Background
Many questions ask how to obtain a particular DOM element given a CSS selector. This question is about the opposite direction. A document is parsed with jsoup, but could easily be converted to any of:
Use Case
For a particular problem domain (e.g., chemical compounds), thousands of web pages list chemicals in similar ways, but the mark-up differs across web sites. For example:
<div id="chemical-list">
<div class="compound">
<span class="compound-name">water</span>
<span class="compound-periodic">H2O</span>
</div>
<div class="compound">
<span class="compound-name">sodium hypochlorite</span>
<span class="compound-periodic">NaClO</span>
</div>
</div>
Another site might list them differently:
<ul class="chemical-compound">
<li class="chem-name">water, H2O</li>
<li class="chem-name">sodium hypochlorite, NaClO</li>
</ul>
Yet another site might, again, use different markup:
<table border="0" cellpadding="0" cellspacing="0">
<tbody>
<tr><td>water</td><td>H2O</td></tr>
<tr><td>sodium hypochlorite</td><td>NaClO</td></tr>
</tbody>
</table>
A few sample pages from each of the thousands of sites are downloaded. Then, using an existing list of chemicals, it is relatively simple to retrieve a list of candidate web page elements. Using jsoup, this is as simple as:
Elements elements = chemicals.getElementsMatchingOwnText( chemicalNames );
This will allow for high-precision analysis across thousands of pages. (The page can discuss the applications for water and sodium hypochlorite, but only the list is being analyzed.) Knowing the CSS will greatly simplify the analysis and increase its accuracy.

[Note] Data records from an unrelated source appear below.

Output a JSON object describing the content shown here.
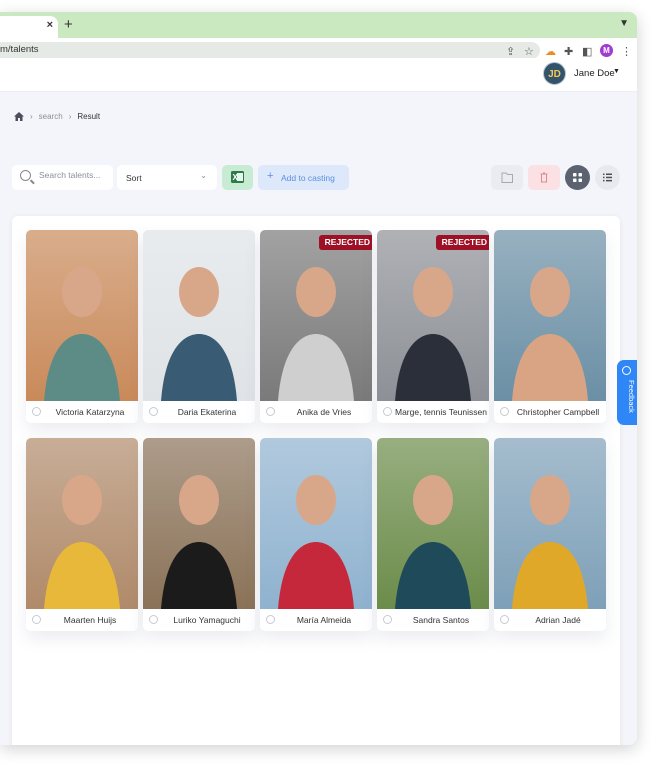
{
  "browser": {
    "tab_close": "×",
    "new_tab": "+",
    "url": "m/talents",
    "profile_initial": "M"
  },
  "header": {
    "user_initials": "JD",
    "user_name": "Jane Doe"
  },
  "breadcrumb": {
    "items": [
      "search",
      "Result"
    ]
  },
  "toolbar": {
    "search_placeholder": "Search talents...",
    "sort_label": "Sort",
    "add_to_casting": "Add to casting"
  },
  "talents": [
    {
      "name": "Victoria Katarzyna",
      "status": "",
      "bg": "#c98a5a",
      "fg": "#5d8c86"
    },
    {
      "name": "Daria Ekaterina",
      "status": "",
      "bg": "#dfe3e6",
      "fg": "#3a5b74"
    },
    {
      "name": "Anika de Vries",
      "status": "REJECTED",
      "bg": "#7a7a7a",
      "fg": "#cfcfcf"
    },
    {
      "name": "Marge, tennis Teunissen",
      "status": "REJECTED",
      "bg": "#8d9096",
      "fg": "#2a2f3a"
    },
    {
      "name": "Christopher Campbell",
      "status": "",
      "bg": "#6b8fa5",
      "fg": "#d9a484"
    },
    {
      "name": "Maarten Huijs",
      "status": "",
      "bg": "#b08a6a",
      "fg": "#e8b83a"
    },
    {
      "name": "Luriko Yamaguchi",
      "status": "",
      "bg": "#8a7258",
      "fg": "#1b1b1b"
    },
    {
      "name": "María Almeida",
      "status": "",
      "bg": "#8fb2cf",
      "fg": "#c4283a"
    },
    {
      "name": "Sandra Santos",
      "status": "",
      "bg": "#6b8c4a",
      "fg": "#1f4a5a"
    },
    {
      "name": "Adrian Jadé",
      "status": "",
      "bg": "#7ea0b8",
      "fg": "#e0a829"
    }
  ],
  "feedback_label": "Feedback",
  "colors": {
    "accent": "#2f86f6",
    "rejected": "#9e1026",
    "tabbar": "#cbe9c1"
  }
}
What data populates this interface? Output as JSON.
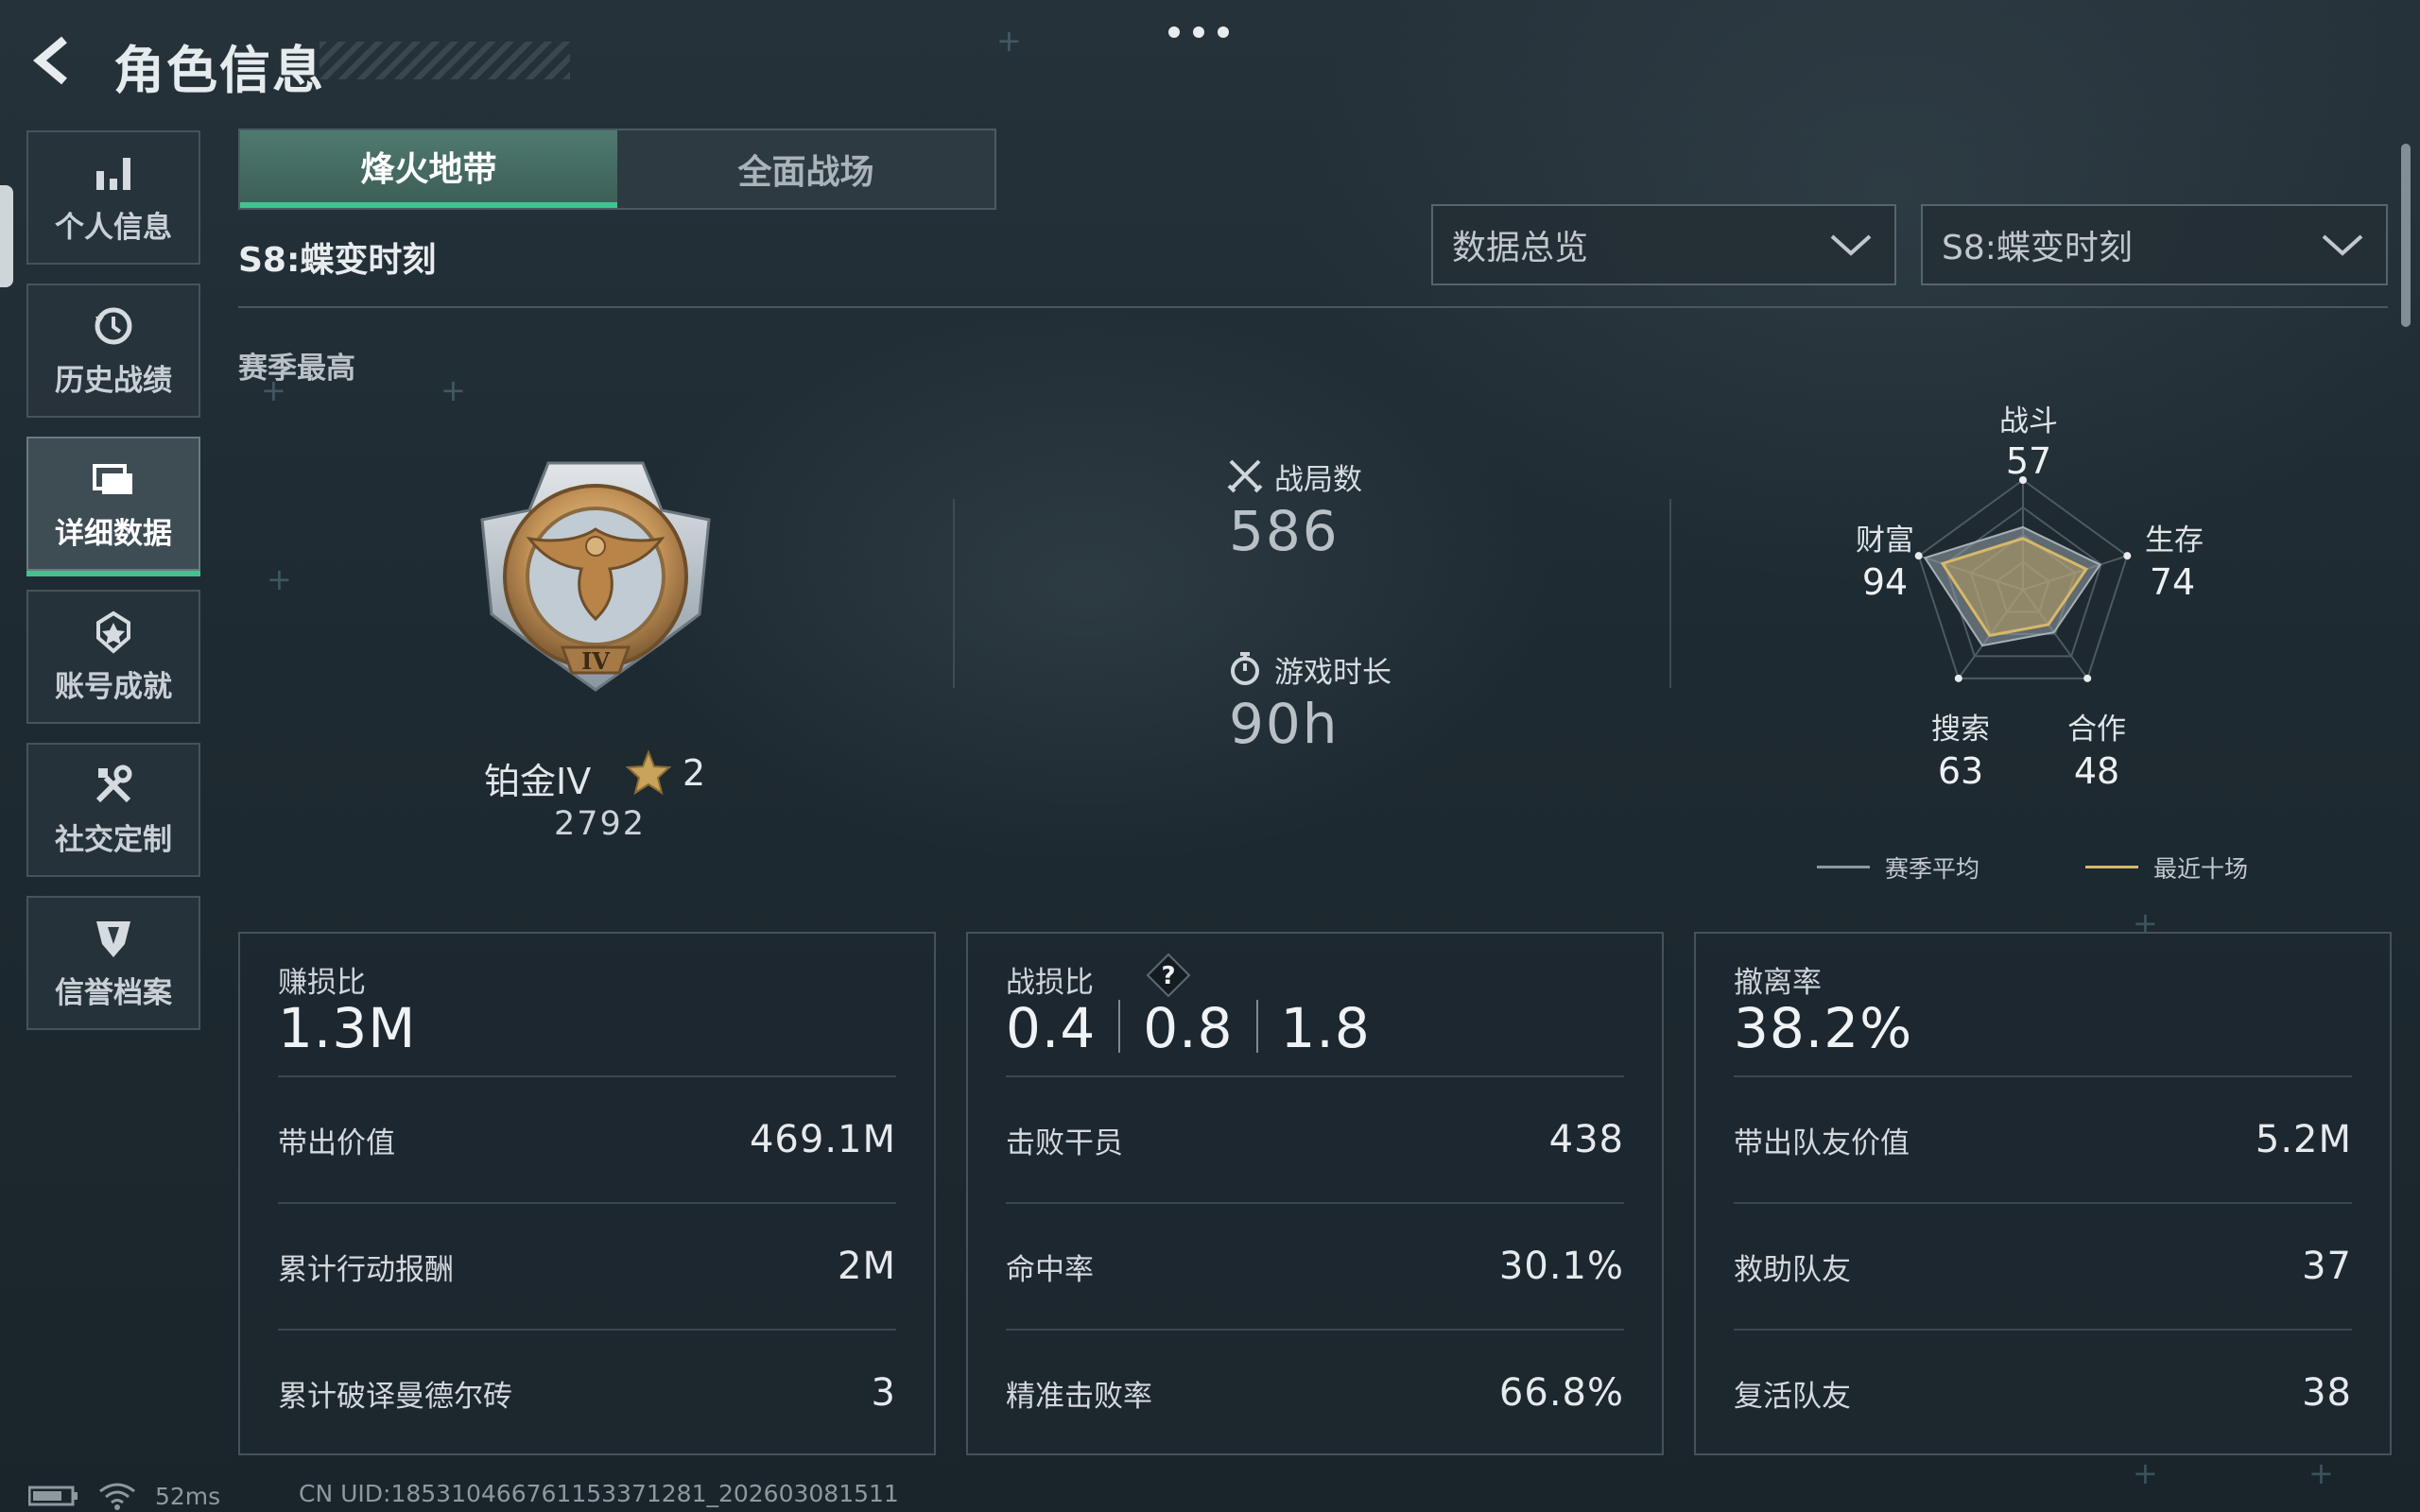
{
  "header": {
    "title": "角色信息",
    "back_icon": "back-arrow-icon",
    "more_icon": "more-dots-icon"
  },
  "sidebar": {
    "items": [
      {
        "label": "个人信息",
        "icon": "bar-chart-icon"
      },
      {
        "label": "历史战绩",
        "icon": "history-clock-icon"
      },
      {
        "label": "详细数据",
        "icon": "folder-icon",
        "active": true
      },
      {
        "label": "账号成就",
        "icon": "achievement-icon"
      },
      {
        "label": "社交定制",
        "icon": "tools-icon"
      },
      {
        "label": "信誉档案",
        "icon": "shield-icon"
      }
    ]
  },
  "tabs": [
    {
      "label": "烽火地带",
      "active": true
    },
    {
      "label": "全面战场",
      "active": false
    }
  ],
  "season_label": "S8:蝶变时刻",
  "filters": {
    "view": "数据总览",
    "season": "S8:蝶变时刻"
  },
  "season_best_label": "赛季最高",
  "rank": {
    "name": "铂金IV",
    "stars": "2",
    "score": "2792"
  },
  "stats": {
    "matches": {
      "label": "战局数",
      "value": "586",
      "icon": "crossed-swords-icon"
    },
    "playtime": {
      "label": "游戏时长",
      "value": "90h",
      "icon": "stopwatch-icon"
    }
  },
  "radar": {
    "axes": [
      {
        "label": "战斗",
        "value": "57"
      },
      {
        "label": "生存",
        "value": "74"
      },
      {
        "label": "合作",
        "value": "48"
      },
      {
        "label": "搜索",
        "value": "63"
      },
      {
        "label": "财富",
        "value": "94"
      }
    ],
    "legend": {
      "season_avg": "赛季平均",
      "recent_ten": "最近十场"
    },
    "colors": {
      "season_avg": "#8e9aa2",
      "recent_ten": "#d7b86a"
    }
  },
  "cards": [
    {
      "head": "赚损比",
      "big": "1.3M",
      "rows": [
        {
          "k": "带出价值",
          "v": "469.1M"
        },
        {
          "k": "累计行动报酬",
          "v": "2M"
        },
        {
          "k": "累计破译曼德尔砖",
          "v": "3"
        }
      ]
    },
    {
      "head": "战损比",
      "big_parts": [
        "0.4",
        "0.8",
        "1.8"
      ],
      "rows": [
        {
          "k": "击败干员",
          "v": "438"
        },
        {
          "k": "命中率",
          "v": "30.1%"
        },
        {
          "k": "精准击败率",
          "v": "66.8%"
        }
      ]
    },
    {
      "head": "撤离率",
      "big": "38.2%",
      "rows": [
        {
          "k": "带出队友价值",
          "v": "5.2M"
        },
        {
          "k": "救助队友",
          "v": "37"
        },
        {
          "k": "复活队友",
          "v": "38"
        }
      ]
    }
  ],
  "footer": {
    "ping": "52ms",
    "uid": "CN UID:18531046676115337128‌1_202603081511"
  },
  "accent": "#3fc48f"
}
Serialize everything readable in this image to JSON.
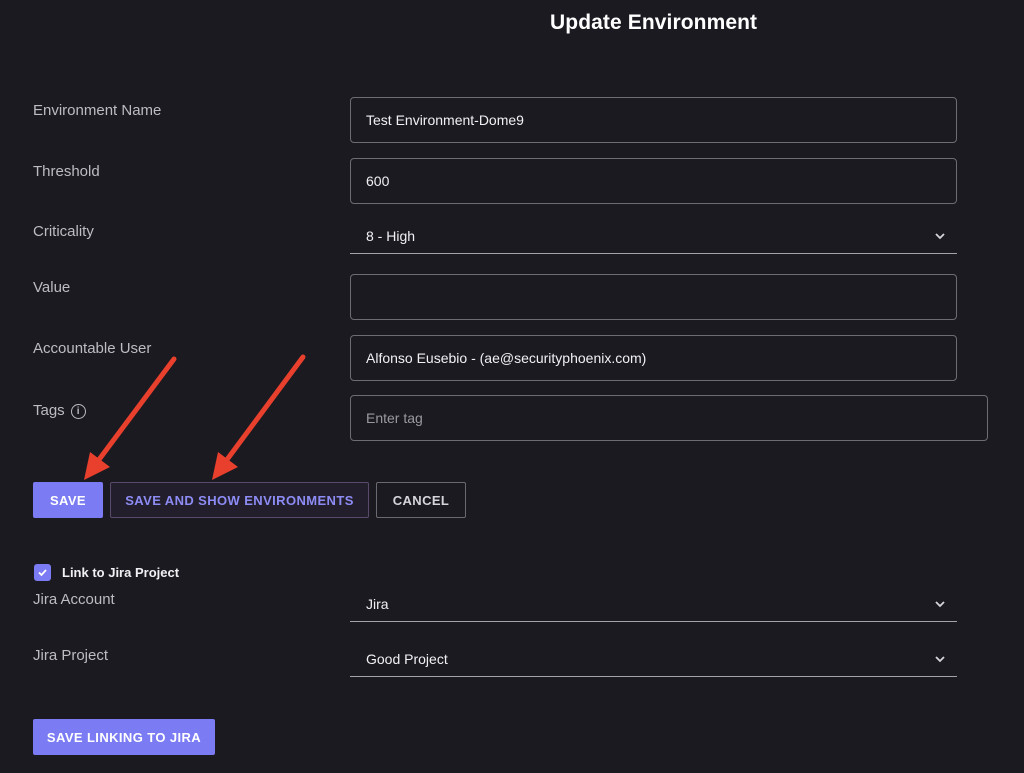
{
  "page": {
    "title": "Update Environment"
  },
  "form": {
    "environment_name": {
      "label": "Environment Name",
      "value": "Test Environment-Dome9"
    },
    "threshold": {
      "label": "Threshold",
      "value": "600"
    },
    "criticality": {
      "label": "Criticality",
      "selected": "8 - High"
    },
    "value_field": {
      "label": "Value",
      "value": ""
    },
    "accountable_user": {
      "label": "Accountable User",
      "value": "Alfonso Eusebio - (ae@securityphoenix.com)"
    },
    "tags": {
      "label": "Tags",
      "placeholder": "Enter tag",
      "info_icon": "i"
    }
  },
  "actions": {
    "save": "SAVE",
    "save_and_show": "SAVE AND SHOW ENVIRONMENTS",
    "cancel": "CANCEL"
  },
  "jira": {
    "link_label": "Link to Jira Project",
    "link_checked": true,
    "account": {
      "label": "Jira Account",
      "selected": "Jira"
    },
    "project": {
      "label": "Jira Project",
      "selected": "Good Project"
    },
    "save_linking": "SAVE LINKING TO JIRA"
  },
  "colors": {
    "background": "#1b1a20",
    "accent": "#7b7bf3",
    "annotation_arrow": "#e8402d"
  }
}
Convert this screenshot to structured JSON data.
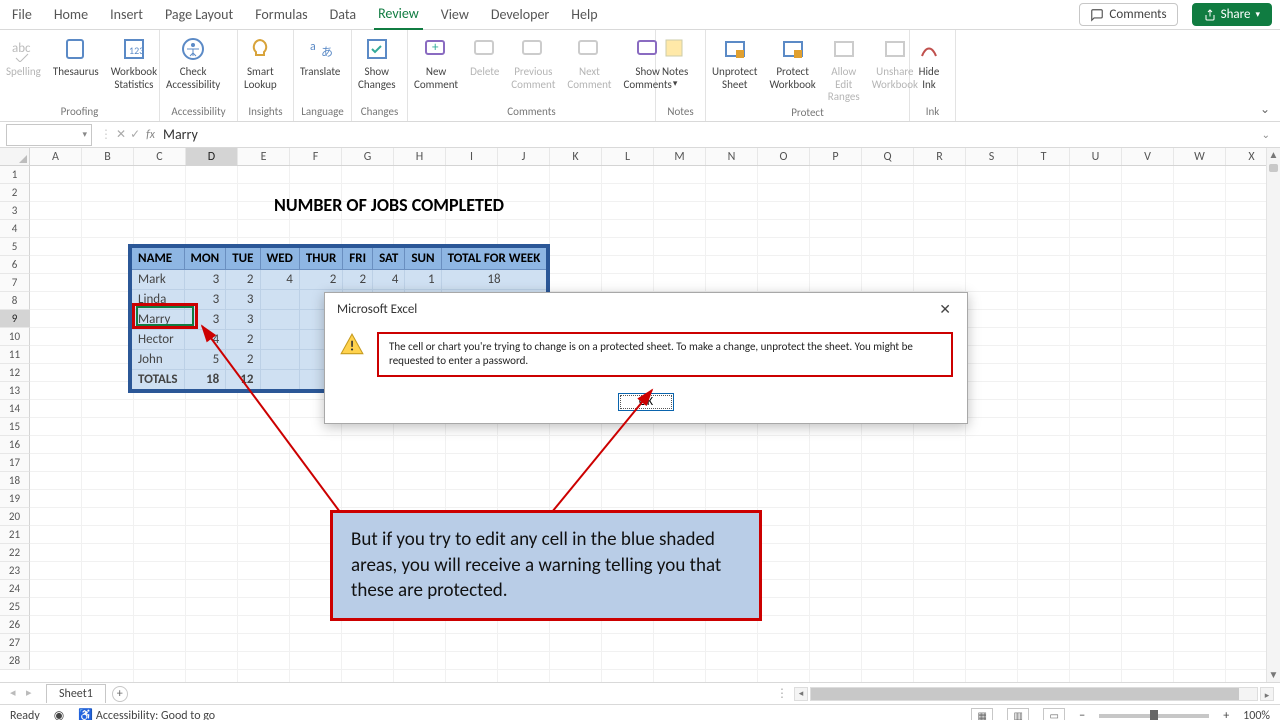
{
  "tabs": {
    "file": "File",
    "home": "Home",
    "insert": "Insert",
    "page": "Page Layout",
    "formulas": "Formulas",
    "data": "Data",
    "review": "Review",
    "view": "View",
    "developer": "Developer",
    "help": "Help"
  },
  "topright": {
    "comments": "Comments",
    "share": "Share"
  },
  "ribbon": {
    "proofing": {
      "label": "Proofing",
      "spelling": "Spelling",
      "thesaurus": "Thesaurus",
      "stats": "Workbook\nStatistics"
    },
    "accessibility": {
      "label": "Accessibility",
      "check": "Check\nAccessibility"
    },
    "insights": {
      "label": "Insights",
      "smart": "Smart\nLookup"
    },
    "language": {
      "label": "Language",
      "translate": "Translate"
    },
    "changes": {
      "label": "Changes",
      "show": "Show\nChanges"
    },
    "commentsGrp": {
      "label": "Comments",
      "new": "New\nComment",
      "delete": "Delete",
      "prev": "Previous\nComment",
      "next": "Next\nComment",
      "show": "Show\nComments"
    },
    "notes": {
      "label": "Notes",
      "notes": "Notes"
    },
    "protect": {
      "label": "Protect",
      "unprotect": "Unprotect\nSheet",
      "workbook": "Protect\nWorkbook",
      "ranges": "Allow Edit\nRanges",
      "unshare": "Unshare\nWorkbook"
    },
    "ink": {
      "label": "Ink",
      "hide": "Hide\nInk"
    }
  },
  "formula_bar": {
    "name_box": "",
    "value": "Marry"
  },
  "columns": [
    "A",
    "B",
    "C",
    "D",
    "E",
    "F",
    "G",
    "H",
    "I",
    "J",
    "K",
    "L",
    "M",
    "N",
    "O",
    "P",
    "Q",
    "R",
    "S",
    "T",
    "U",
    "V",
    "W",
    "X"
  ],
  "row_count": 28,
  "selected_row": 9,
  "selected_col": "D",
  "title": "NUMBER OF JOBS COMPLETED",
  "table": {
    "headers": [
      "NAME",
      "MON",
      "TUE",
      "WED",
      "THUR",
      "FRI",
      "SAT",
      "SUN",
      "TOTAL FOR WEEK"
    ],
    "rows": [
      [
        "Mark",
        "3",
        "2",
        "4",
        "2",
        "2",
        "4",
        "1",
        "18"
      ],
      [
        "Linda",
        "3",
        "3",
        "",
        "",
        "",
        "",
        "",
        ""
      ],
      [
        "Marry",
        "3",
        "3",
        "",
        "",
        "",
        "",
        "",
        ""
      ],
      [
        "Hector",
        "4",
        "2",
        "",
        "",
        "",
        "",
        "",
        ""
      ],
      [
        "John",
        "5",
        "2",
        "",
        "",
        "",
        "",
        "",
        ""
      ]
    ],
    "totals": [
      "TOTALS",
      "18",
      "12",
      "",
      "",
      "",
      "",
      "",
      ""
    ]
  },
  "dialog": {
    "title": "Microsoft Excel",
    "msg": "The cell or chart you're trying to change is on a protected sheet. To make a change, unprotect the sheet. You might be requested to enter a password.",
    "ok": "OK"
  },
  "callout": "But if you try to edit any cell in the blue shaded areas, you will receive a warning telling you that these are protected.",
  "sheet_tab": "Sheet1",
  "status": {
    "ready": "Ready",
    "acc": "Accessibility: Good to go",
    "zoom": "100%"
  }
}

The alternative is to process the entire page looking for "groups" of chemicals, then try to extract the list. Both problems are difficult, but using a CSS selector to jump to the exact spot in the page is far more efficient, and likely far more accurate. Both problems will require some hand-crafting, but I'd like to automate away as much as possible.
Problem
The aforementioned APIs do not appear to have methods that generate a CSS selector given an Element instance (the more unique the better). It is possible to iterate through the parent elements and generate the selector manually. This has been demonstrated using JavaScript in a few questions. There are also answers for generating an XPath, and it might be possible using Selenium.
Specifically, how would you do something like:
String selector = element.getCSSPath();
Elements elements = document.select( selector );
This would:
- Return the CSS selector for the given element.
- Search a document for the given CSS selector.
- Return a list of elements that match the selector.
The second line is not an issue; the first line is problematic.
Question
What API can generate a CSS selector (as unique as possible) from a DOM element?
If there is no existing API, then that would be nice to know.